Sprach-, Sprech- und Schluckstörungen

Entsprechend der Therapieleitlinien einer interdisziplinären Komplexbehandlung führen Logopäden medizinische und sprachtherapeutische Maßnahmen durch.
Entsprechend der Therapieleitlinien einer interdisziplinären Komplexbehandlung führen Logopäden medizinische und sprachtherapeutische Maßnahmen durch.

Sprach-, Sprech- und Schluckstörungen treten bei einer Vielzahl von neurologischen Erkrankungen auf. Nach einem Schlaganfall leidet jeder dritte Patient unter einer schweren Sprachstörung (Aphasie), die das Sprechen, Verstehen, Lesen und Schreiben beeinträchtigt. Eine Sprechstörung (Dysarthrie), die zu unverständlicher Sprache führt, sowie gravierende, teils lebensbedrohliche Schluckstörungen (Dysphagie) zeigen sich häufig beim Schlaganfall, bei der Parkinson-Erkrankung und bei Multisystematrophien.

Die oben genannten Symptome behindern ohne Behandlung langfristig das Leben des Betroffenen. Deshalb führt unsere Klinik entsprechend der Therapieleitlinien eine interdisziplinäre Komplexbehandlung durch, bei der medizinische und sprachtherapeutische Maßnahmen einbezogen werden. Unsere Klinik führt daher eine eigene Abteilung für Linguistik und Logopädie und arbeitet in enger Kooperation mit der Universität Bielefeld zusammen.
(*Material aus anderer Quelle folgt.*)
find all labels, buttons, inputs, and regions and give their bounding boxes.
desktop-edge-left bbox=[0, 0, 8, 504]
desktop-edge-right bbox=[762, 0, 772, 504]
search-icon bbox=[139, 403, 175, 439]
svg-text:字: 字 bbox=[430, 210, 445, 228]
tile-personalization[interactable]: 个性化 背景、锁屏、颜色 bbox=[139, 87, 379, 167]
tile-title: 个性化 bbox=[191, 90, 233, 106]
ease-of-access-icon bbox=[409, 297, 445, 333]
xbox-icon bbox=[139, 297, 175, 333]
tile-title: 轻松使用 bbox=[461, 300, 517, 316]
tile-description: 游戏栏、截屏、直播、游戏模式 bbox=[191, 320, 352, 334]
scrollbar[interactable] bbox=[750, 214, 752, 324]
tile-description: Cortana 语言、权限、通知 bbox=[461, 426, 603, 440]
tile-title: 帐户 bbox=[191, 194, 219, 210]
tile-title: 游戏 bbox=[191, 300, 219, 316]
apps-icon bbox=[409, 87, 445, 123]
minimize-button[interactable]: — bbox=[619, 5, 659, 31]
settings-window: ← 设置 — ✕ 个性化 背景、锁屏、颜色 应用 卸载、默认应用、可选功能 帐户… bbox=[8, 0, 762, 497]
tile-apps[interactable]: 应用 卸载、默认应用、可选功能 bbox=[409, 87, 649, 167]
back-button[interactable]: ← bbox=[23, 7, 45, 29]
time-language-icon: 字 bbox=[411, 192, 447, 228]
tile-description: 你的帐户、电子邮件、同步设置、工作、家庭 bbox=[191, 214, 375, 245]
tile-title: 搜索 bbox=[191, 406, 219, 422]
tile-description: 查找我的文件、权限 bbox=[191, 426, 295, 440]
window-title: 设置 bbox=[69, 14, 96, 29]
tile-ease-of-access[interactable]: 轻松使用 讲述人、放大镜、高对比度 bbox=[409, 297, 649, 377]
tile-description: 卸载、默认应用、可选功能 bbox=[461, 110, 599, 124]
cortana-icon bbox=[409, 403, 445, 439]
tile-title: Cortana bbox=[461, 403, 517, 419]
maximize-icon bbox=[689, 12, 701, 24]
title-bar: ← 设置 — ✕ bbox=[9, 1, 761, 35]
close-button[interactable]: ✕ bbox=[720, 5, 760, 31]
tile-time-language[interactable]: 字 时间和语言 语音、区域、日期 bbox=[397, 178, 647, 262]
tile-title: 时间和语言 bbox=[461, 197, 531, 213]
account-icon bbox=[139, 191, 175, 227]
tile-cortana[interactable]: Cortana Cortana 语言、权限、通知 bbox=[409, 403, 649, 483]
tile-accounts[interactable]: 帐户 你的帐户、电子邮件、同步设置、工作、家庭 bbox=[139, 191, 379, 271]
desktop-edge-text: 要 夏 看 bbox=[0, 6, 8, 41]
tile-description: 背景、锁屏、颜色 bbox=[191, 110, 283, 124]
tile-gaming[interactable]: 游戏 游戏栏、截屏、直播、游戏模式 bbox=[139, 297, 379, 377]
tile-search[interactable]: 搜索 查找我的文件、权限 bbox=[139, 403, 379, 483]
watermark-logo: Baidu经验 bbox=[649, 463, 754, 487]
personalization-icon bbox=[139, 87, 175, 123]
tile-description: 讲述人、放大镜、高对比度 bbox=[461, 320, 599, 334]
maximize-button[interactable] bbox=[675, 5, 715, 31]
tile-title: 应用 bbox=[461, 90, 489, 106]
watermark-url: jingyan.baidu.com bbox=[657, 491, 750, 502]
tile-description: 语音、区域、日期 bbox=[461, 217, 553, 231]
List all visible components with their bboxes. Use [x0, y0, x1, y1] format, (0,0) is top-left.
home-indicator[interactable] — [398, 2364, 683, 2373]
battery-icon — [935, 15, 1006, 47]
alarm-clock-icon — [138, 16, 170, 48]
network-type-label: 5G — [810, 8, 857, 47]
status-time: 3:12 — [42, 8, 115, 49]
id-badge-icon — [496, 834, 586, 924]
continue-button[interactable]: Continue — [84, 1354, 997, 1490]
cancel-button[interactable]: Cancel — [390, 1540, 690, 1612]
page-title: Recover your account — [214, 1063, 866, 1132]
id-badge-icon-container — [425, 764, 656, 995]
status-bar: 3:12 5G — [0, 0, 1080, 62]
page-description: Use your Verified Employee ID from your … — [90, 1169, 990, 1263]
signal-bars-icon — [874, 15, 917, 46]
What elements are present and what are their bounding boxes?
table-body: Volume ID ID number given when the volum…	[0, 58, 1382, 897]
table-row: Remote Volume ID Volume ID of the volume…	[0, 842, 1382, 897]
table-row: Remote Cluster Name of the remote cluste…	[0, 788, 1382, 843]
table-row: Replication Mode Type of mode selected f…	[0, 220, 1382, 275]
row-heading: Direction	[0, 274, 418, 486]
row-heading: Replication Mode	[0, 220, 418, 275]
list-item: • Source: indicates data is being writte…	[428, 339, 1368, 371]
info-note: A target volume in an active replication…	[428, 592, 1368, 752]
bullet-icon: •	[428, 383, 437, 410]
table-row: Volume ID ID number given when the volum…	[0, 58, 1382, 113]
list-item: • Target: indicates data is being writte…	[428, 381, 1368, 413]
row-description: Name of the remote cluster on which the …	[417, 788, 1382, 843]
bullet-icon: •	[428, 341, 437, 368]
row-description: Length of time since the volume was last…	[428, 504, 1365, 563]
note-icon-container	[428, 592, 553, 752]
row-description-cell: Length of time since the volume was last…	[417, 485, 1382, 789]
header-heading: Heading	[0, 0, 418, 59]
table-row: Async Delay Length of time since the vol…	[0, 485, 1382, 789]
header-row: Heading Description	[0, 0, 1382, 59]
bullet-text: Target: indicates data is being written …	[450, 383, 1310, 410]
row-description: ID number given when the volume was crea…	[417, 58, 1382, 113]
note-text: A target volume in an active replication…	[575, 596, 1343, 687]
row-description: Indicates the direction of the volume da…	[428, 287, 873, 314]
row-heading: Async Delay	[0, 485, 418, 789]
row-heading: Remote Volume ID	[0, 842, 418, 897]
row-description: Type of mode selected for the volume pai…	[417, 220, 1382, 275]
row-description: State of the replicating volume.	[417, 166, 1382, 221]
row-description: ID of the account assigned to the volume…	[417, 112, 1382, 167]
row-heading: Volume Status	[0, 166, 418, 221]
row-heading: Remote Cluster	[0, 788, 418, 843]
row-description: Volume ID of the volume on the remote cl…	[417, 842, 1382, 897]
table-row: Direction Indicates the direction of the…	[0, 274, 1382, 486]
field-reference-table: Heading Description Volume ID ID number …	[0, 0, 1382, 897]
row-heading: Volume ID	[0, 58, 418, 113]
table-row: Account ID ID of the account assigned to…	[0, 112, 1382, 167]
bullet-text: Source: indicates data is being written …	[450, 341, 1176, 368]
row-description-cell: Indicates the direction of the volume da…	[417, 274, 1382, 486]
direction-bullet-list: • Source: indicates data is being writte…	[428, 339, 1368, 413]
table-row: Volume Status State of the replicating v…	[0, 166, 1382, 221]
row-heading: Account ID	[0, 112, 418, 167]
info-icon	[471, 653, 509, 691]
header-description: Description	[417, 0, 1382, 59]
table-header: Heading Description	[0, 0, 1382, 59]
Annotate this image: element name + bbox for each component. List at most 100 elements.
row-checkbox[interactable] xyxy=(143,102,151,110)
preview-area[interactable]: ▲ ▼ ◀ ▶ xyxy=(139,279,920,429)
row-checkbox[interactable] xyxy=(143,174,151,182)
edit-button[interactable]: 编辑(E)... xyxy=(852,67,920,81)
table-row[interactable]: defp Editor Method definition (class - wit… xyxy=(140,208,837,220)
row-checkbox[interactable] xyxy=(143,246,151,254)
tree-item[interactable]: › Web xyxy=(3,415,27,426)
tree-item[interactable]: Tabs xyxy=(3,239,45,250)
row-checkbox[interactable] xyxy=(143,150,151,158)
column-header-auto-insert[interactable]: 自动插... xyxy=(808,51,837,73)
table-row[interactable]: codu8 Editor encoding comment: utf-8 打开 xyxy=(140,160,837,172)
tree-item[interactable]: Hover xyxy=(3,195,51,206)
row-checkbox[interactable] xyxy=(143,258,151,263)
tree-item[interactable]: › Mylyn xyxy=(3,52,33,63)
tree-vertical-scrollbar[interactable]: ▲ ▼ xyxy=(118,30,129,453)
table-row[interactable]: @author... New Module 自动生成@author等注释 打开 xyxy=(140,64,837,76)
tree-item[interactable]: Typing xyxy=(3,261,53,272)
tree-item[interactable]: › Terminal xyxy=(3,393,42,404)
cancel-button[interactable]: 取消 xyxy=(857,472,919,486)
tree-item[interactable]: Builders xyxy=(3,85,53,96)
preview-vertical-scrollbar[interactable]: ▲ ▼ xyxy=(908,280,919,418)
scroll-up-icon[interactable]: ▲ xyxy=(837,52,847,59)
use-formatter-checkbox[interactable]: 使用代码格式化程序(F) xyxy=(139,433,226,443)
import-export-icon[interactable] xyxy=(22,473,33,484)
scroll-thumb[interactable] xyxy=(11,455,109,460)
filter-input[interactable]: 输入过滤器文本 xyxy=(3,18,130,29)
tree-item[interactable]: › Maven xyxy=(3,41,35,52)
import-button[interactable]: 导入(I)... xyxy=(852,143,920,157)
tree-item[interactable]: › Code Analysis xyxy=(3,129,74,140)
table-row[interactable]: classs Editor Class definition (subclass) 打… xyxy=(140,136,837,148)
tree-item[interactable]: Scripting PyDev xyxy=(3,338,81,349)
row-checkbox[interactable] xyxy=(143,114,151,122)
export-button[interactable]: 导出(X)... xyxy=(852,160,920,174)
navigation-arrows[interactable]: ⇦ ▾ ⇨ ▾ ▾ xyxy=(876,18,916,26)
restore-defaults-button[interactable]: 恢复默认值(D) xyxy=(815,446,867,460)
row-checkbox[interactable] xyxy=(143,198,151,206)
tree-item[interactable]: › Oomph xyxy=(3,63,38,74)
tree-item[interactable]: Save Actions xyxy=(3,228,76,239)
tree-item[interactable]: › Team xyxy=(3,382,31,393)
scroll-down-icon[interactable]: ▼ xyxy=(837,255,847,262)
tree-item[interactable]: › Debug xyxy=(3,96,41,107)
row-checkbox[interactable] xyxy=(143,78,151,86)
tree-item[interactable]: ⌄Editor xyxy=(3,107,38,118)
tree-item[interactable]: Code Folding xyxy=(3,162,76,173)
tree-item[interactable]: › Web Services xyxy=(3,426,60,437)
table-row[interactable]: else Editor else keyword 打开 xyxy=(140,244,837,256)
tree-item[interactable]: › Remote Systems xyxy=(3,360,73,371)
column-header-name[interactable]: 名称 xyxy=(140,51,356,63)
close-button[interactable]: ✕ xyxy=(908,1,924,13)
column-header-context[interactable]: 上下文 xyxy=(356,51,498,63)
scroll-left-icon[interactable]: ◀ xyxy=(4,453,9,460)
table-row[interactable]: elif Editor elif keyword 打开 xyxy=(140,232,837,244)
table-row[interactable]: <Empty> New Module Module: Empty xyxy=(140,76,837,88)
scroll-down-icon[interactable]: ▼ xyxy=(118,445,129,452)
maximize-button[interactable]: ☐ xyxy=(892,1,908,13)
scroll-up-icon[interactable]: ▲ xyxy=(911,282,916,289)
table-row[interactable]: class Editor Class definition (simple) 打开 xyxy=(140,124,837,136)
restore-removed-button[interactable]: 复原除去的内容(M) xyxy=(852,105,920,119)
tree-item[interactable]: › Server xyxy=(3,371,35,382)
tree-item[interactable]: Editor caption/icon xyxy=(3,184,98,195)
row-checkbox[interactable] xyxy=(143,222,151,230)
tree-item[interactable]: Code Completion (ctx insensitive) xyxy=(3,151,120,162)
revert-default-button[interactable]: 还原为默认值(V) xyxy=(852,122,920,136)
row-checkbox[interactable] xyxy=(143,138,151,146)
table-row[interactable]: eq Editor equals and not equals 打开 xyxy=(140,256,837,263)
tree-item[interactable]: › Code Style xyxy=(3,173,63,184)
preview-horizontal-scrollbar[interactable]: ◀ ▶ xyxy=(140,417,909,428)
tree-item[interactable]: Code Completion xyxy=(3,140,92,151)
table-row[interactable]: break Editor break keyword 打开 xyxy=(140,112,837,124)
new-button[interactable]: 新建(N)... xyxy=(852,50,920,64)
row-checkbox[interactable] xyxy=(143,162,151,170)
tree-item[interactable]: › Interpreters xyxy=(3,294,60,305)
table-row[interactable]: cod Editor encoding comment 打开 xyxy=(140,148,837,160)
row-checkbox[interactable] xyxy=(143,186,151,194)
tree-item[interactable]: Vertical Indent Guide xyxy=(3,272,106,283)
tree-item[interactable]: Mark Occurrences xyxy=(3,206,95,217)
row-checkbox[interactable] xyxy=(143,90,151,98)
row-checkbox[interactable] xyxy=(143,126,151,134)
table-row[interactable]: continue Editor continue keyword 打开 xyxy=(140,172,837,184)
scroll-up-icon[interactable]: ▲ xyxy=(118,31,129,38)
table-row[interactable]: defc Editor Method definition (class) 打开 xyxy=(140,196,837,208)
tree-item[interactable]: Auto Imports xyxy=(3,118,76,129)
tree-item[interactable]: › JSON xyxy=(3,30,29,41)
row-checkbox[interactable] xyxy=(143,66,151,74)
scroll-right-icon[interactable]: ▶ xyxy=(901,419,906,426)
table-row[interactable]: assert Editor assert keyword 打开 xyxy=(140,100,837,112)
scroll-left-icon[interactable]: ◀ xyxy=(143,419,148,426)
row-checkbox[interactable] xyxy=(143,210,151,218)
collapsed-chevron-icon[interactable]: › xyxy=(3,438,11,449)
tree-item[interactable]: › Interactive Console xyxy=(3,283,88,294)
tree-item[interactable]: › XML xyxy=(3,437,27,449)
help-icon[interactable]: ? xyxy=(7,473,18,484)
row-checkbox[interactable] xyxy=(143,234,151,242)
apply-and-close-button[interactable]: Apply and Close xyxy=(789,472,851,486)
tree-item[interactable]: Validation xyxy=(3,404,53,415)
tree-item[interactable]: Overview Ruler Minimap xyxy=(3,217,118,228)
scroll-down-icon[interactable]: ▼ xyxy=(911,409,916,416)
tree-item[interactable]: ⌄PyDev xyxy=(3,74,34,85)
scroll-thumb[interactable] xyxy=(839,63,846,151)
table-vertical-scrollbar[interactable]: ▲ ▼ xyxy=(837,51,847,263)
Sprach- und Sprechstörungen

Umfassende wissenschaftliche Studien belegen, dass nur eine frühzeitig einsetzende sowie intensive Sprachtherapie eine Rückbildung der Sprach- und Sprechstörungen bewirkt und den Leidensdruck des Patienten mildert. Unsere Klinik für Neurologie im Evangelische Klinikum Bethel (EvKB) bietet daher eine intensive und individuell auf das Störungsbild abgestimmte Behandlung aller Sprach- und Sprechstörungen auf allen Stationen, insbesondere den Schlaganfallstationen (Stroke Units).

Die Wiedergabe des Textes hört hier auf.